The conditional probability of $A$ given the occurrence of $B$ is how likely $A$ is to have occurred given that $B$ has occurred. The formal definition of the conditional probability of $A$ given $B$ is $$P(A|B)=\frac{P(A\cap B)}{P(B)}$$

I get the numerator term: when we reduce the sample space to just occurrences of $B$, then the occurrences of $A$ will be all and only those occurrences of $A$ which are also occurrences of $B$ - i.e. the intersection of $A$ and $B$.

I don't get the denominator term, though. If we know that $A$ has occurred, then $B$ becomes the sample space. The probability of an event is defined to be the long-run relative frequency of favourable outcomes to all possible outcomes (i.e. the sample space). That is: $$P(A) = \frac{A}{\Omega}$$

But if $B$ becomes the sample space, then why are we assigning a probability to $B$, as opposed to dividing by the number of occurrences of $B$? In other words, should we not have: $$P(A|B)=\frac{A\cap B}{B}$$

The probability of $B$ here is just $1$, is it not? What have I missed?

Answer 1

In the approach you are thinking of where you are "counting the number of favourable outcomes", it should really be the cardinality or size of the set: i.e. you $\mathbb{P}(A) = \frac{|A|}{|\Omega|}$ (where these all make sense). Now you suggest the conditional probability should be of the form $\mathbb{P}(A \mid B) = \frac{|A \cap B|}{|B|}$; compare this to the more general definition $\mathbb{P}(A \mid B) = \frac{\mathbb{P}(A \cap B)}{\mathbb{P}(B)}$. These are essentially the same thing, when our probabilities are defined by counting, i.e. $\mathbb{P}(A \cap B) = \frac{|A \cap B|}{|\Omega|}$ and $\mathbb{P}(B) = \frac{|B|}{|\Omega|}$ (sub them in!)

Answer 2

Recall that $P(A|B)P(B) = P(B|A)P(A) = P(A \cap B)$.

In other words, the probability of A is conditional upon B occurring, meaning that the probability of B must be accounted for in the expression.
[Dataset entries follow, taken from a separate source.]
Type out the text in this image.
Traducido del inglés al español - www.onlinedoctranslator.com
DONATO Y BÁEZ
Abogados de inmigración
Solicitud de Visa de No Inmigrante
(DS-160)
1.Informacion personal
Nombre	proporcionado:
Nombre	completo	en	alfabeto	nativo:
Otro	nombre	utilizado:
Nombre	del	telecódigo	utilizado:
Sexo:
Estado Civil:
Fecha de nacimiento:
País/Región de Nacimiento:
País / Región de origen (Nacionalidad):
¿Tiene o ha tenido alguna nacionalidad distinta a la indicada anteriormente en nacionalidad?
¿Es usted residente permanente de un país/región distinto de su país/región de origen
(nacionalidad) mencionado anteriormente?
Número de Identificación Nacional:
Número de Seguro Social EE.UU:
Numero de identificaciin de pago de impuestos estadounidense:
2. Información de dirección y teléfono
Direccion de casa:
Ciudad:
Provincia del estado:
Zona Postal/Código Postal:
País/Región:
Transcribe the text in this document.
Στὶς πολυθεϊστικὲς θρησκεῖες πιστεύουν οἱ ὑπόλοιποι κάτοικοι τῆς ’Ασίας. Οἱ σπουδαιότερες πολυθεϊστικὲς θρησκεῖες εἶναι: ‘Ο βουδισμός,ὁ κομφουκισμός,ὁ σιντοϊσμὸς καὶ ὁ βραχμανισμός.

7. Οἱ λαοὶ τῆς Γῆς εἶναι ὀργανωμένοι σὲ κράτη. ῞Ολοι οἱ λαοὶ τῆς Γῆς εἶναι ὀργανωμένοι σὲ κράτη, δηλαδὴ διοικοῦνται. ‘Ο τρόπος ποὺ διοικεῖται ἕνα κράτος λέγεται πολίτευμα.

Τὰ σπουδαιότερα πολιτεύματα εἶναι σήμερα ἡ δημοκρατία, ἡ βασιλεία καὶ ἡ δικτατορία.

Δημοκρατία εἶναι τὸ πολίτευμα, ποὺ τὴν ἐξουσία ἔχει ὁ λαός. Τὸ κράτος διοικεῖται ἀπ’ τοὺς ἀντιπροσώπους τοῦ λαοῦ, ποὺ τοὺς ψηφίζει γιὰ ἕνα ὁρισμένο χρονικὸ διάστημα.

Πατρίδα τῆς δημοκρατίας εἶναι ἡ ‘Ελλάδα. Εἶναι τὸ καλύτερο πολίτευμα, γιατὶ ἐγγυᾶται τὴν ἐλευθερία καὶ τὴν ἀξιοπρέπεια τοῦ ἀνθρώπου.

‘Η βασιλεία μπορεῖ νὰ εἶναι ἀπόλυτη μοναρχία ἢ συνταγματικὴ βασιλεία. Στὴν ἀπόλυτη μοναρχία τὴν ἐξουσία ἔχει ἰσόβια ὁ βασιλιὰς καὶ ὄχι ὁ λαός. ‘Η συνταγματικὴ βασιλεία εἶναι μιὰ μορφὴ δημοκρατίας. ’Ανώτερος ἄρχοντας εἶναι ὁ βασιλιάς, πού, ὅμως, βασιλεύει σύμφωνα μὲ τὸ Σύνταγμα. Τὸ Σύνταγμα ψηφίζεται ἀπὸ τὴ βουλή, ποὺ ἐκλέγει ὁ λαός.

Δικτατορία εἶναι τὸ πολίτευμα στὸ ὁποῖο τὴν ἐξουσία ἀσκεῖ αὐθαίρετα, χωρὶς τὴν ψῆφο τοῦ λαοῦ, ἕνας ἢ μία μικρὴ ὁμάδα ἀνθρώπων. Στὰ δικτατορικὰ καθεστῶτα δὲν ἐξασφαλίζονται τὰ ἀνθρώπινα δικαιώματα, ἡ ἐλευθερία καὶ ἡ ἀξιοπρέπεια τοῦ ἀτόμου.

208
Really, you can think of Bayes' rule in terms of simple algebra on this.

$P(A|B)P(B) = P(A \cap B) \rightarrow\ P(A|B) = \frac{P(A \cap B)}{P(B)}$

If A and B are independent, in contrast, one could simply write $P(A)P(B) = P(A \cap B)$, because in this case $P(A|B) = P(A)$.

The remark about dividing by the number of occurrences of B sounds like perhaps you were thinking of the relative frequency among equally probable outcomes, whereas Bayes' rule applies more generally.

Answer 3

The probability of B here is just 1, is it not?

Why would you think that? $B$ is a subset of the outcome space, so has some probability between $0$ and $1$ (excluding $0$; because we don't want to divide by that). $$\mathsf P(B)\in(0..1]$$

Note: $\mathsf P(B)$ is not the probability of $B$ when given $B$. Rather it is the probability of $B$ when given no constraints.

If you like: $\mathsf P(B)=\mathsf P(B\mid\Omega)$ and so forth, so basically:

$$\mathsf P(A\mid B)=\dfrac{\mathsf P(A\cap B\mid\Omega)}{\mathsf P(B\mid\Omega)}$$

The probability of $A$ when given $B$ equals the probability of the intersection of $A$ and $B$ (when given anything), divided by the probability of $B$ (when given anything).